Thank you for the suggestion - but a bit stumped how this can work. My understanding is that a single vector alone is not enough to calculate a proper rotation - you need at least a vector and an rotation angle?

Thank you … tried it, but the connectors are still rotated all over the place.

public place4(
    position: Vector3,
    direction: Vector3,
    materialDirection: Vector3
  ) {
    this.position(position.x, position.y, position.z);

    var v1 = new Vector3(1, 0, 0);
    var u1 = new Vector3(0, 0, 1);

    var v2 = materialDirection.clone();
    var u2 = direction.clone();

    var n1 = u1.cross(v1).normalize();
    var n2 = u2.cross(v2).normalize();

    var angle = n1.dot(n2);

    var angle = CabiGeometry.degree2Rad(CabiGeometry.rad2Degree(angle) + 10);

    console.log("** angle: " + CabiGeometry.rad2Degree(angle));
    var qrot: Quaternion = new Quaternion().setFromAxisAngle(
      n1.clone().cross(n2),
      angle
    );

    var eul = new Euler();
    eul.setFromQuaternion(qrot);
    this.rotation(
      CabiGeometry.rad2Degree(eul.x),
      CabiGeometry.rad2Degree(eul.y),
      CabiGeometry.rad2Degree(eul.z)
    );
  }

I believe you need an acos for the dot.

Ok, finally got it. Looks like mjurczyk first answer was the easiest !

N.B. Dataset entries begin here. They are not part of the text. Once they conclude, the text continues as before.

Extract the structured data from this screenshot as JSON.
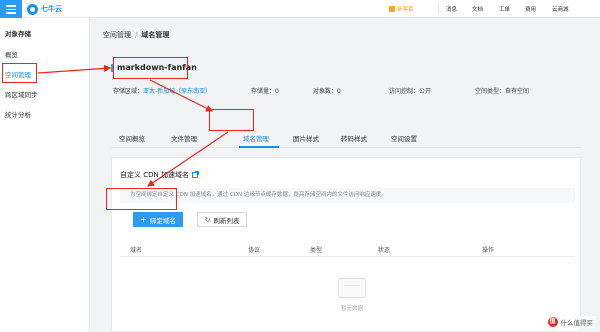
{
  "topbar": {
    "logo_text": "七牛云",
    "nav": {
      "promo": "新客套",
      "messages": "消息",
      "docs": "文档",
      "tickets": "工单",
      "billing": "费用",
      "marketplace": "云商城"
    }
  },
  "sidebar": {
    "title": "对象存储",
    "items": [
      {
        "label": "概览",
        "active": false
      },
      {
        "label": "空间管理",
        "active": true
      },
      {
        "label": "跨区域同步",
        "active": false
      },
      {
        "label": "统计分析",
        "active": false
      }
    ]
  },
  "breadcrumb": {
    "parent": "空间管理",
    "separator": "/",
    "current": "域名管理"
  },
  "bucket": {
    "name": "markdown-fanfan",
    "info": {
      "region_label": "存储区域：",
      "region_value": "亚太-新加坡（原东南亚）",
      "storage_label": "存储量：",
      "storage_value": "0",
      "objects_label": "对象数：",
      "objects_value": "0",
      "access_label": "访问控制：",
      "access_value": "公开",
      "type_label": "空间类型：",
      "type_value": "自有空间"
    }
  },
  "tabs": [
    {
      "label": "空间概览",
      "active": false
    },
    {
      "label": "文件管理",
      "active": false
    },
    {
      "label": "域名管理",
      "active": true
    },
    {
      "label": "图片样式",
      "active": false
    },
    {
      "label": "转码样式",
      "active": false
    },
    {
      "label": "空间设置",
      "active": false
    }
  ],
  "panel": {
    "title": "自定义 CDN 加速域名",
    "description": "为空间绑定自定义 CDN 加速域名，通过 CDN 边缘节点缓存数据，提高存储空间内的文件访问响应速度。",
    "bind_button": "绑定域名",
    "refresh_button": "刷新列表",
    "table_headers": [
      "域名",
      "协议",
      "类型",
      "状态",
      "操作"
    ],
    "empty_text": "暂无数据"
  },
  "watermark": {
    "badge": "值",
    "text": "什么值得买"
  },
  "colors": {
    "accent": "#1a8fe6",
    "annotation_red": "#e8281e",
    "promo_orange": "#f5a623"
  },
  "icons": {
    "menu": "hamburger-icon",
    "external_link": "external-link-icon",
    "refresh": "refresh-icon",
    "plus": "plus-icon",
    "empty_state": "empty-box-icon"
  }
}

final code that now works:

  public place(
    position: Vector3,
    direction: Vector3,
    materialDirection: Vector3
  ) {
    this.position(position.x, position.y, position.z);

    var mx4 = new Matrix4();
    mx4.lookAt(
      materialDirection,
      new Vector3(0, 0, 0),
      direction.clone().negate()
    );

    var eul = new Euler();
    eul.setFromRotationMatrix(mx4);

    this.rotation(
      CabiGeometry.rad2Degree(eul.x),
      CabiGeometry.rad2Degree(eul.y),
      CabiGeometry.rad2Degree(eul.z)
    );
  }

Dubois wasn’t wrong either … just that there are a lot of edge cases that need to be handled (such as when material direction is the same or exact opposite, in which case the cross-vectors don’t work). I almost got there with it, but it’s a lot of work … the MATRIX4.lookAt (which Object3d.lockAt is based on) is a lot easier.

thank you mjurczyk and dubois !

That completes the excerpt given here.